The surgery itself normally is fairly straightforward—comparable to doing a repair on a human arm—but Izzie’s second break was a mess. “Fresh factures are not that difficult to repair, but it’s trickier when bone has been broken for a while.” Izzie’s arm had loads of scar tissue, and the bone was in splinters. “You also can’t put metal across metal, so I had to get all the old plate off. It took quite a while,” McCarthy said.

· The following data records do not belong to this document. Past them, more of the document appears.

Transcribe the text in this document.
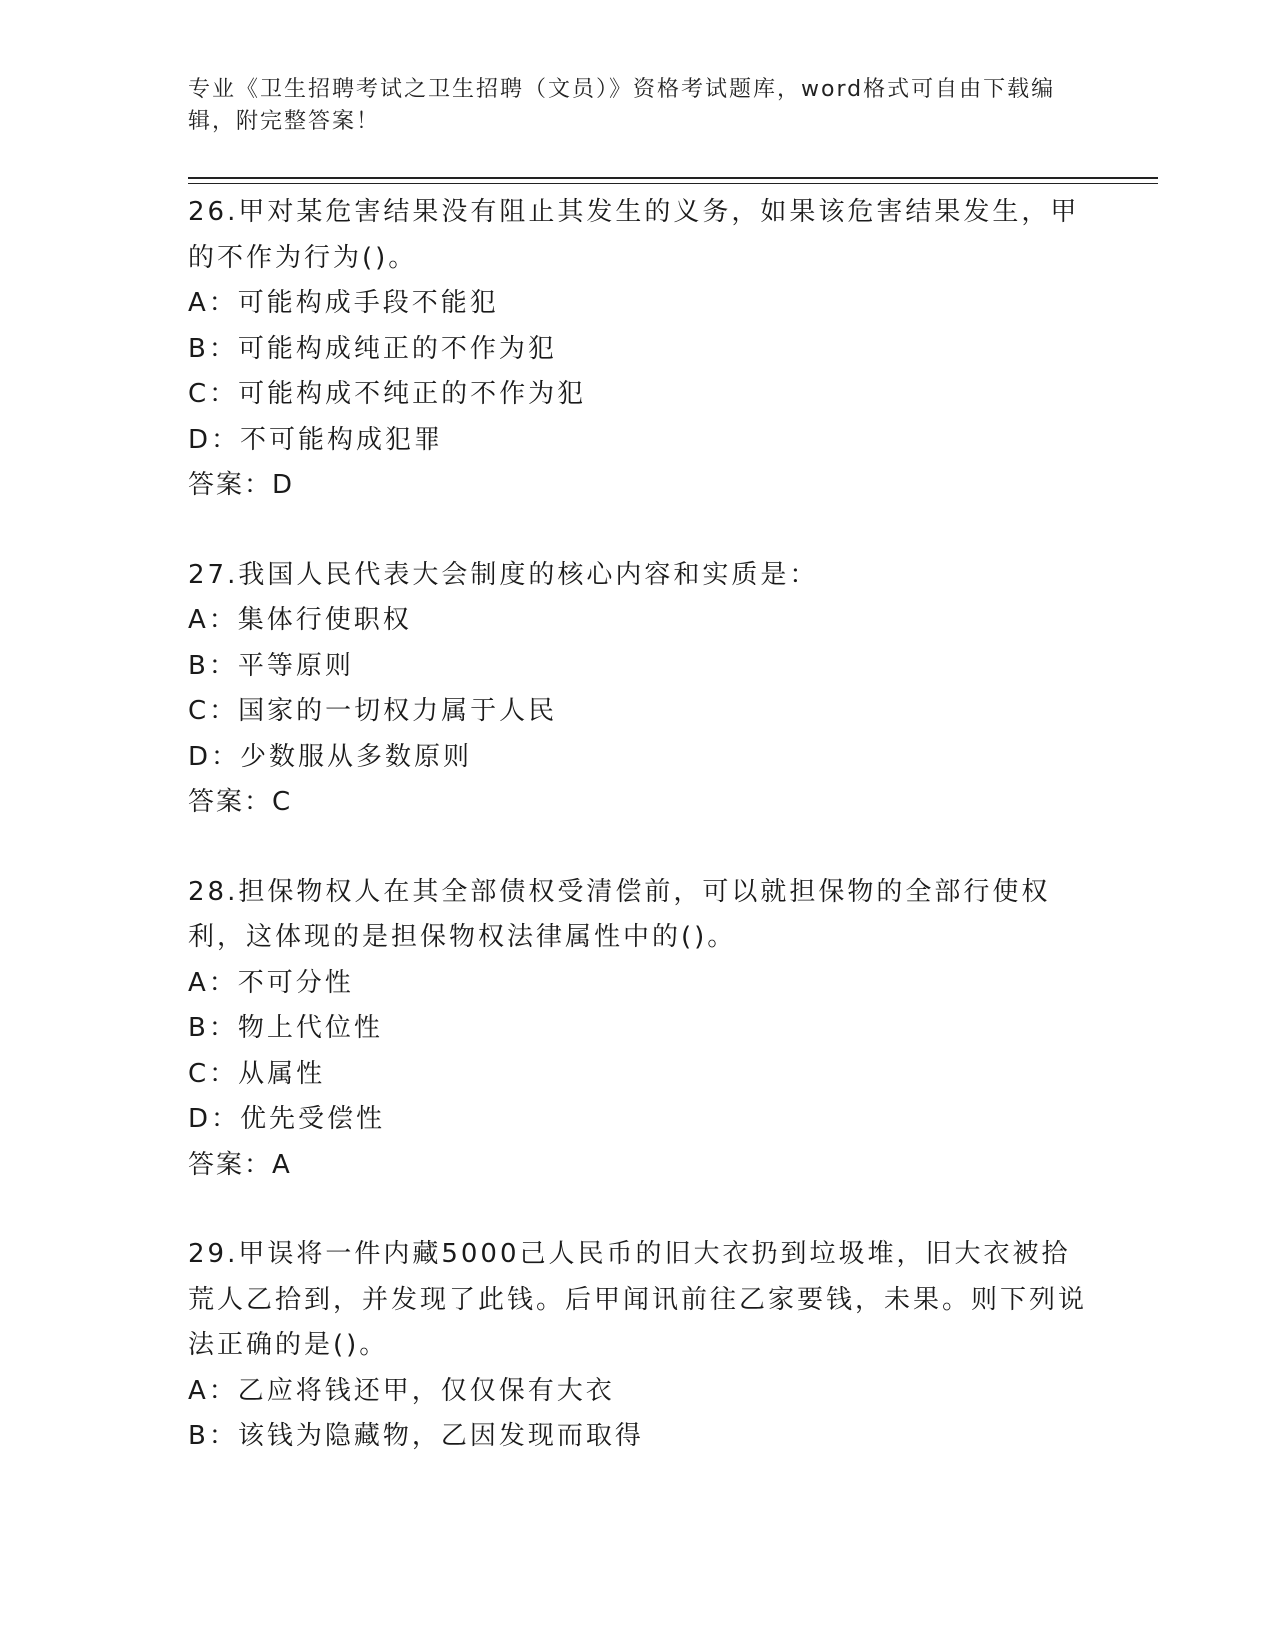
专业《卫生招聘考试之卫生招聘（文员）》资格考试题库，word格式可自由下载编辑，附完整答案！

26.甲对某危害结果没有阻止其发生的义务，如果该危害结果发生，甲的不作为行为()。

A：可能构成手段不能犯

B：可能构成纯正的不作为犯

C：可能构成不纯正的不作为犯

D：不可能构成犯罪

答案：D

27.我国人民代表大会制度的核心内容和实质是：

A：集体行使职权

B：平等原则

C：国家的一切权力属于人民

D：少数服从多数原则

答案：C

28.担保物权人在其全部债权受清偿前，可以就担保物的全部行使权利，这体现的是担保物权法律属性中的()。

A：不可分性

B：物上代位性

C：从属性

D：优先受偿性

答案：A

29.甲误将一件内藏5000己人民币的旧大衣扔到垃圾堆，旧大衣被拾荒人乙拾到，并发现了此钱。后甲闻讯前往乙家要钱，未果。则下列说法正确的是()。

A：乙应将钱还甲，仅仅保有大衣

B：该钱为隐藏物，乙因发现而取得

Today, four months post-surgery, Izzie is in good spirits, and slowly but increasingly using her right arm again. “Considering that it was questionable whether the arm could be saved, her use of it even at the current level is tremendous,” said Paul Walker, co-founder of Wildtracks. He said Izzie’s use of the arm looks likely to grow as she gains more confidence and that, even though her arm use will have to improve significantly for her to pass suitability-for-release assessments, returning to the wild “is by no means off the cards at this stage.”

Wildtracks has taken in 132 confiscated howler and spider monkeys—and already released seventy-three—since Belize adopted a zero-tolerance policy for the illegal trafficking of monkeys as pets in 2012.

“We just released our first group of four spider monkeys in Belize earlier this year, around the same time I went down there with Rob for Izzie’s surgery,” Reeve said. “They have a huge territory and move quickly, but so far, so good. Izzie is a special monkey. Hopefully, she will someday be a part of that.”